The following is an excerpt from a discussion in the Healthy Relationships forum on the Whole Health Destinations page. You are all welcome to join and comment:
Kw comments:
"Healthy Relationships start with liking yourself.
We all must be honest about what our strengths and positive traits are.
Because life is a journey, we need to learn how to take control of our thought life.
When I think positive thoughts, negative ones cannot distract me.
That can be a weekly, daily or hourly challenge!
I try to give someone what they need as opposed to what they want.
I try to understand that they do not have to be "labeled" for who they used to be many years ago.
People do change and many learn from their mistakes.
The only person you can change is yourself.
You may be able to influence others but sometimes you have to give up your right to share "how you feel' in order to see how another person reacts to the adversity in their life."
Be Well My Friends replies:
I agree with your point about how a healthy relationship starts with liking yourself.

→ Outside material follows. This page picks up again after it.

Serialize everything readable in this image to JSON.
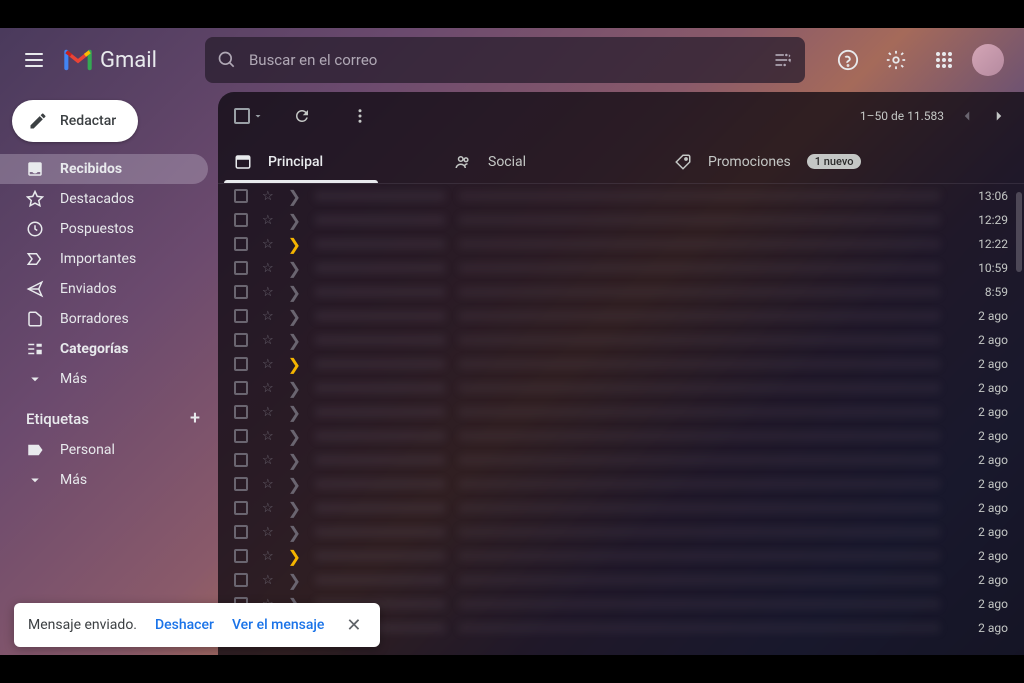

I learned in one of my many psych classes that "I must be a happy me before I can become a happy we" as a fundamental rule.
Being positive just makes sense because it improves our individual health and as stated both in your post and again above, the healthier I am as an individual, the more I will contribute to the health of my relationships.
I also like what you said about trying to give people what they need as opposed to what they want. What we want can often ironically contradict what we need which is why we are constantly warned to be careful of what we wish for.